Выбрать главу

Всю вату, которая нашлась в доме, он всунул в щели, и дуть от окна почти перестало. Когда же он вошел на кухню, обнаружил гостя. Вера Александровна поила чаем соседа с пятого этажа, известного всему дому активиста, собиравшего постоянно деньги на общественные нужды и заклеивающего весь подъезд нелепыми объявлениями о соблюдении чистоты, некурении на лестничных клетках и невыбрасывании из окон «ненужных вещей обихода». Все эти объявления были обычно написаны лиловыми, давно вышедшими из употребления чернилами на грубой оберточной бумаге, хранящей на краях следы прикосновения нервного ножа. Женя Розенцвейг, бывший сокурсник по Менделеевке, когда заходил к Шурику, постоянно их отклеивал и собрал уже целую коллекцию этих директив, неизменно начинавшихся словом «запрещается». И вот теперь Вера Александровна поила чаем этого старого идиота, а тот, выкачивая бывшие орлиные глаза, тыкал пальцем в воздух и возмущался по поводу неуплаты партийных взносов. Шурик молча налил себе чаю, а Вера Александровна посмотрела на сына страдальческим взглядом. Неуплата партийных взносов не имела к ней ни малейшего отношения, сосед же был, как по ходу разговора выяснилось, секретарем домовой парторганизации для пенсионеров. И зашел по-соседски побеседовать с едва прикрытым намерением привлечь Веру Александровну к общественной работе. На лысой маленькой голове партсекретаря плоско сидела промасленная тюбетейка изначально красного цвета, а из ноздрей и из ушей торчала живая и свежая поросль.

При появлении Шурика он прервал свою энергичную речь, помолчал минуту, а потом решительно, все так же сверля воздух пальцем, но уже в Шуриковом направлении, строго сказал:

— А вы, молодой человек, постоянно хлопаете дверью лифта…

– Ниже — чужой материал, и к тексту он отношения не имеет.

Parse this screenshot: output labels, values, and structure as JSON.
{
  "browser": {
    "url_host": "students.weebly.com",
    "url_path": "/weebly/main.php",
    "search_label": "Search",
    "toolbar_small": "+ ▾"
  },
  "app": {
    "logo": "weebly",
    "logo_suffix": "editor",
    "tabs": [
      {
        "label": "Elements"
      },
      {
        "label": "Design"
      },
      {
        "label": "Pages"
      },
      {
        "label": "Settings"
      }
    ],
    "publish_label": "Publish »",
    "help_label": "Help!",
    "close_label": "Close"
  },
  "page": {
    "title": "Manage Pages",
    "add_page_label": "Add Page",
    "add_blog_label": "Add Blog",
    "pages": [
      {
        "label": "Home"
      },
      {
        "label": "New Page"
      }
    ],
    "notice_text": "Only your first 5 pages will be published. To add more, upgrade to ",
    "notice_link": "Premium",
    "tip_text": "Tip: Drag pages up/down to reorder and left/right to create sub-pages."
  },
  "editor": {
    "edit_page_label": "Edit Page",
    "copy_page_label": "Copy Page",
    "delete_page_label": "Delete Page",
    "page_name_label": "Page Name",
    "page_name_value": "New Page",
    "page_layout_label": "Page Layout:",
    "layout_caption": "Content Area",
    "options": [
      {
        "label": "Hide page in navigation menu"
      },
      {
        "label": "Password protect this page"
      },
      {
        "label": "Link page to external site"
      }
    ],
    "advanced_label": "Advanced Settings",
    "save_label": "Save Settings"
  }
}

— Простите, больше не буду, — ответил ему Шурик совершенно серьезно, и Вера Александровна улыбнулась Шурику понимающе.

Старик решительно встал, слегка качнулся и протянул перед собой картонную руку:

— Всего вам доброго. Подумайте, Вера Александровна, над моим предложением. И дверью лифта не хлопайте…

— Спокойной ночи, Михаил Абрамович. — Вера Александровна тоже встала и проводила его к двери.

Когда дверь захлопнулась, оба захохотали.

— А из ушей! А из ушей! — всхлипывала от смеха Вера Александровна.

— А тюбетеечка! — вторил ей Шурик.

— Дверью лифта… дверью лифта… — заливалась Вера Александровна, — не хлопайте!

А отсмеявшись, вспомнили Елизавету Ивановну — вот кто бы сейчас от души посмеялся…

Потом Шурик кивнул на коробку:

— Мне там гостинцев надавали!

Раскрыл картонную крышку и стал вынимать всяческие редкости и продовольственные ценности, с большой тщательностью сложенные в сибирском продуктовом распределителе для родственника не игрушечного, как этот Михаил Абрамович, а настоящего партийного секретаря… Но об этом Шурик словом не обмолвился, сказал только:

— За работу премировали…

Но над этой шуткой посмеяться было некому.

27

Валерия Адамовна была в ярости: глаза ее, синим унавоженные, сузились, а пухлые обыкновенно губы в розовой помаде были так сжаты, что под ними образовались две очень милые складки.

— Ну и что прикажете с вами делать, Александр Александрович? — Она постучала по столу согнутым мизинцем.

Шурик стоял перед ней в позе покорности, склонив голову, и вид его выражал виноватость, в глубине же души он испытывал полнейшее равнодушие к своей судьбе. Он был готов к тому, что его выгонят за образовавшийся прогул, но знал также, что без работы не останется, да и без заработка тоже. К тому же Валерии он совершенно не боялся и, хотя не любил доставлять людям неприятности и даже испытывал неловкость перед начальницей, что нарушил данное ей слово, защищаться не собирался. Потому и сказал смиренно:

— На ваше усмотрение, Валерия Адамовна.

То ли она смягчилась этим смирением, то ли любопытство взяло верх, но она умерила свою строгость, еще немного постучала по столу пальцами, но уже в каком-то более миролюбивом ритме, и сказала по-свойски, не по-начальницки:

— Ну хорошо, рассказывай, что там у тебя произошло.